I have got it working by converting object to strings but there must be a more elegant way to do it.
My way is:

substrings = ["@chain1","@chain2"]
pl1 = get(‘PL:hsqc.1’)
for pk1 in pl1.peaks:
if all([x in str(pk1.assignedNmrAtoms) for x in substrings]):
print(pk1, pk1.assignedNmrAtoms)

Thanks,
Józef

Hi,
one way to filter could be this:
for dimension 1 and chain A

assignedNmrAtomsDim1 = peak.getByDimensions('assignedNmrAtoms', [1])
filteredNmrAtomsDim1 = [na for ll in assignedNmrAtomsDim1 for na in ll if na.nmrResidue.nmrChain.name == 'A']

Hi Józef,

I think I’m a little unsure what you’re trying to do. But hopefully Luca’s code might do what you are trying to do.

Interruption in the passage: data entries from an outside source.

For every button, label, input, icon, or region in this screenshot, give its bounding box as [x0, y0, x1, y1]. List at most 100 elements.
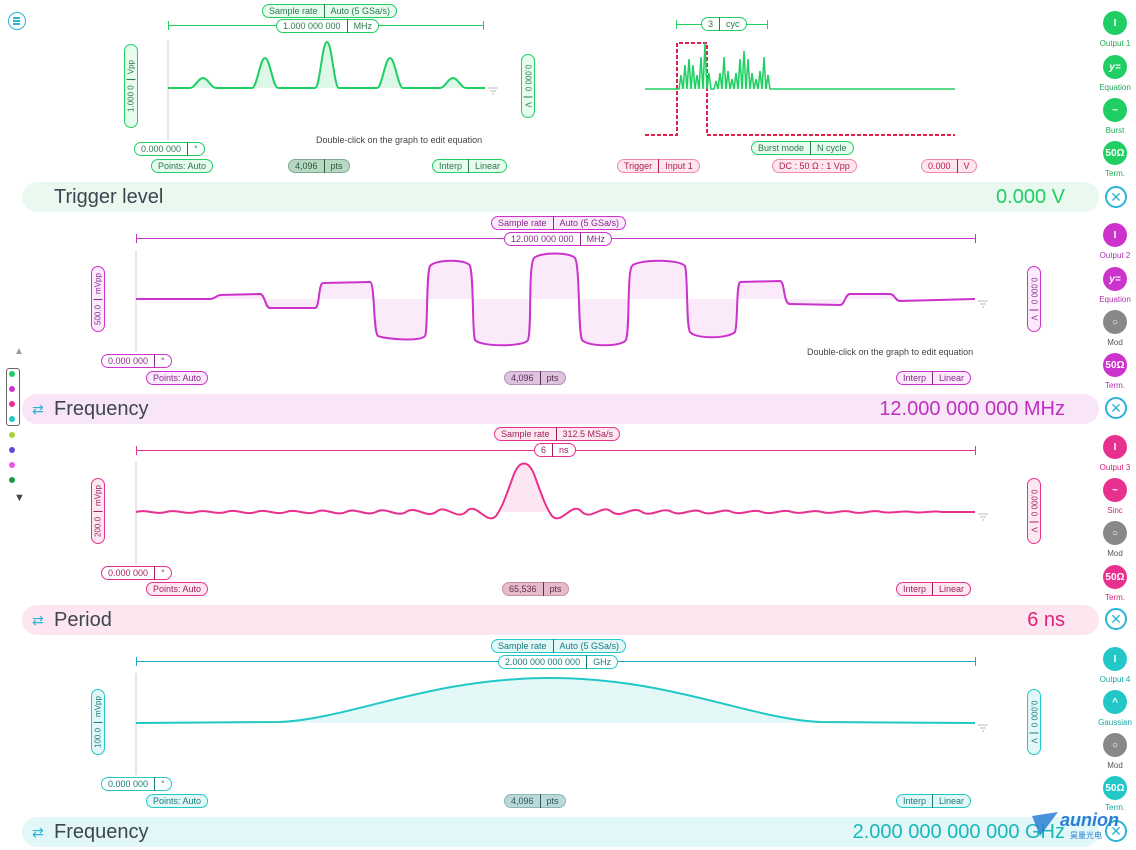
ch2-swap-icon[interactable]: ⇄: [32, 400, 44, 417]
ch3-settings-icon[interactable]: ✕: [1105, 608, 1127, 630]
ch1-cycles-field[interactable]: 3 cyc: [701, 17, 747, 31]
ch1-burst-mode-field[interactable]: Burst mode N cycle: [751, 141, 854, 155]
ch1-sample-rate[interactable]: Sample rate Auto (5 GSa/s): [262, 4, 398, 18]
ch1-settings-icon[interactable]: ✕: [1105, 186, 1127, 208]
ch4-mod-button[interactable]: ○: [1103, 733, 1127, 757]
channel-dot-3[interactable]: [9, 401, 15, 407]
ch4-waveform-graph[interactable]: [130, 667, 1000, 777]
ch1-burst-graph[interactable]: [640, 35, 960, 140]
ch4-swap-icon[interactable]: ⇄: [32, 823, 44, 840]
ch1-amplitude-field[interactable]: 1.000 0 Vpp: [124, 44, 138, 128]
ch2-sample-rate[interactable]: Sample rate Auto (5 GSa/s): [491, 216, 627, 230]
ch4-frequency-field[interactable]: 2.000 000 000 000 GHz: [498, 655, 619, 669]
ch2-pts-field[interactable]: 4,096 pts: [504, 371, 566, 385]
ch4-amplitude-field[interactable]: 100.0 mVpp: [91, 689, 105, 755]
ch1-frequency-field[interactable]: 1.000 000 000 MHz: [276, 19, 380, 33]
ch4-gaussian-button[interactable]: ^: [1103, 690, 1127, 714]
ch4-parameter-bar[interactable]: ⇄ Frequency 2.000 000 000 000 GHz: [22, 817, 1099, 847]
ch2-term-label: Term.: [1105, 381, 1125, 390]
ch4-bar-value[interactable]: 2.000 000 000 000 GHz: [852, 820, 1065, 843]
channel-dot-4[interactable]: [9, 416, 15, 422]
ch2-ground-icon: [978, 300, 988, 308]
ch2-equation-button[interactable]: y=: [1103, 267, 1127, 291]
scroll-down-arrow[interactable]: ▼: [14, 492, 25, 504]
ch3-pts-field[interactable]: 65,536 pts: [502, 582, 569, 596]
ch1-level-field[interactable]: 0.000 V: [921, 159, 977, 173]
ch4-pts-field[interactable]: 4,096 pts: [504, 794, 566, 808]
ch4-interp-field[interactable]: Interp Linear: [896, 794, 972, 808]
ch2-output-toggle[interactable]: I: [1103, 223, 1127, 247]
ch2-output-label: Output 2: [1099, 251, 1131, 260]
ch3-mod-label: Mod: [1107, 549, 1123, 558]
ch1-bar-label: Trigger level: [54, 185, 164, 208]
brand-logo-mark: [1032, 812, 1058, 836]
menu-icon[interactable]: [8, 12, 26, 30]
ch2-bar-value[interactable]: 12.000 000 000 MHz: [879, 397, 1065, 420]
ch1-dc-field[interactable]: DC : 50 Ω : 1 Vpp: [772, 159, 857, 173]
ch3-sample-rate[interactable]: Sample rate 312.5 MSa/s: [494, 427, 621, 441]
ch3-sinc-button[interactable]: ~: [1103, 478, 1127, 502]
ch2-frequency-field[interactable]: 12.000 000 000 MHz: [504, 232, 613, 246]
ch3-parameter-bar[interactable]: ⇄ Period 6 ns: [22, 605, 1099, 635]
ch1-equation-button[interactable]: y=: [1103, 55, 1127, 79]
ch2-amplitude-field[interactable]: 500.0 mVpp: [91, 266, 105, 332]
ch2-waveform-graph[interactable]: [130, 244, 1000, 354]
ch2-settings-icon[interactable]: ✕: [1105, 397, 1127, 419]
ch3-swap-icon[interactable]: ⇄: [32, 611, 44, 628]
ch1-waveform-line: [168, 40, 485, 89]
ch1-trigger-line: [645, 42, 955, 136]
channel-dot-1[interactable]: [9, 371, 15, 377]
ch3-amplitude-field[interactable]: 200.0 mVpp: [91, 478, 105, 544]
ch2-mod-label: Mod: [1107, 338, 1123, 347]
ch1-edit-hint: Double-click on the graph to edit equati…: [316, 135, 483, 145]
ch2-phase-field[interactable]: 0.000 000 °: [101, 354, 172, 368]
ch4-waveform-fill: [136, 678, 975, 723]
ch3-period-field[interactable]: 6 ns: [534, 443, 576, 457]
ch3-points-field[interactable]: Points: Auto: [146, 582, 209, 596]
ch4-output-toggle[interactable]: I: [1103, 647, 1127, 671]
ch1-trigger-field[interactable]: Trigger Input 1: [617, 159, 700, 173]
ch3-bar-value[interactable]: 6 ns: [1027, 608, 1065, 631]
channel-dot-7[interactable]: [9, 462, 15, 468]
ch2-parameter-bar[interactable]: ⇄ Frequency 12.000 000 000 MHz: [22, 394, 1099, 424]
ch1-equation-label: Equation: [1099, 83, 1131, 92]
ch1-bar-value[interactable]: 0.000 V: [996, 185, 1065, 208]
ch3-output-toggle[interactable]: I: [1103, 435, 1127, 459]
ch2-points-field[interactable]: Points: Auto: [146, 371, 209, 385]
channel-dot-2[interactable]: [9, 386, 15, 392]
ch1-burst-button[interactable]: ~: [1103, 98, 1127, 122]
ch3-interp-field[interactable]: Interp Linear: [896, 582, 972, 596]
ch3-term-button[interactable]: 50Ω: [1103, 565, 1127, 589]
ch4-phase-field[interactable]: 0.000 000 °: [101, 777, 172, 791]
channel-dot-6[interactable]: [9, 447, 15, 453]
ch4-points-field[interactable]: Points: Auto: [146, 794, 209, 808]
channel-dot-5[interactable]: [9, 432, 15, 438]
ch4-settings-icon[interactable]: ✕: [1105, 820, 1127, 842]
ch4-sample-rate[interactable]: Sample rate Auto (5 GSa/s): [491, 639, 627, 653]
brand-logo: aunion 昊量光电: [1030, 810, 1125, 842]
ch1-waveform-graph[interactable]: [160, 30, 510, 145]
ch2-interp-field[interactable]: Interp Linear: [896, 371, 972, 385]
ch1-parameter-bar[interactable]: Trigger level 0.000 V: [22, 182, 1099, 212]
ch2-mod-button[interactable]: ○: [1103, 310, 1127, 334]
ch1-interp-field[interactable]: Interp Linear: [432, 159, 508, 173]
scroll-up-arrow[interactable]: ▲: [14, 346, 24, 357]
channel-dot-8[interactable]: [9, 477, 15, 483]
ch3-waveform-graph[interactable]: [130, 456, 1000, 566]
ch3-ground-icon: [978, 513, 988, 521]
ch1-term-button[interactable]: 50Ω: [1103, 141, 1127, 165]
ch3-phase-field[interactable]: 0.000 000 °: [101, 566, 172, 580]
ch1-output-toggle[interactable]: I: [1103, 11, 1127, 35]
ch1-pts-field[interactable]: 4,096 pts: [288, 159, 350, 173]
ch2-term-button[interactable]: 50Ω: [1103, 353, 1127, 377]
ch3-mod-button[interactable]: ○: [1103, 521, 1127, 545]
ch1-phase-field[interactable]: 0.000 000 °: [134, 142, 205, 156]
channel-group-selector[interactable]: [6, 368, 20, 426]
ch1-output-label: Output 1: [1099, 39, 1131, 48]
ch1-points-field[interactable]: Points: Auto: [151, 159, 214, 173]
ch4-term-button[interactable]: 50Ω: [1103, 776, 1127, 800]
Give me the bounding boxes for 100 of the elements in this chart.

A bit of help with getting away from breaking things down into strings all the time:
I’ll often try things on the Python console and something like

pk = get('PK:hsqc.1.7')
pk.

followed by the tab button will give you a list of all the properties associated with a peak.

pk.a

followed by tab will give you lots of assignment related ones.

Unfortunately the whole peak assignment stuff is a bit involved because of the ability to have multiple assignments per peak dimension.

Luca uses

peak.getByDimensions('assignedNmrAtoms', [1])

which is a nice way to get hold of dimension-related properties such as assignments. So you can substitute ‘assignedNmrAtoms’ with something like ‘ppmPositions’ if you like. And the [1] refers to the dimension (note that it uses the dimension number, so 1 or 2 for a 2D, rather than starting at 0 as Python indexes usually would).

There is a similar

pk.getByAxisCodes('assignedNmrAtoms', ['N'])

method which can also be useful.

The other thing to remember is that you can get hold of lots things in a nested/extended way, so if you have an NmrAtom (e.g. from pk.assignedNmrAtoms), then you can get hold of individual bits of information with

na = get('NA:A.4.LYS.H)
na.name
na.nmrResidue.sequenceCode
na.nmrResidue.residueType
na.nmrResidue.nmrChain.name

etc.

Hope this helps,

Vicky

Hi Vicky,

Thank you for all the explanations. Yes, they are helpful.
Overall, I am just trying to streamline as much a possible working with dozens of peak lists containing distance restraints from experiments with different types of mixing and mixing times. To keep things organised I am trying to classify them as different types (it is a bit of a complicated system with different chains and complex spatial arrangement).

Thanks,
Józef

P.S. It is really nice to start writing some useful macros!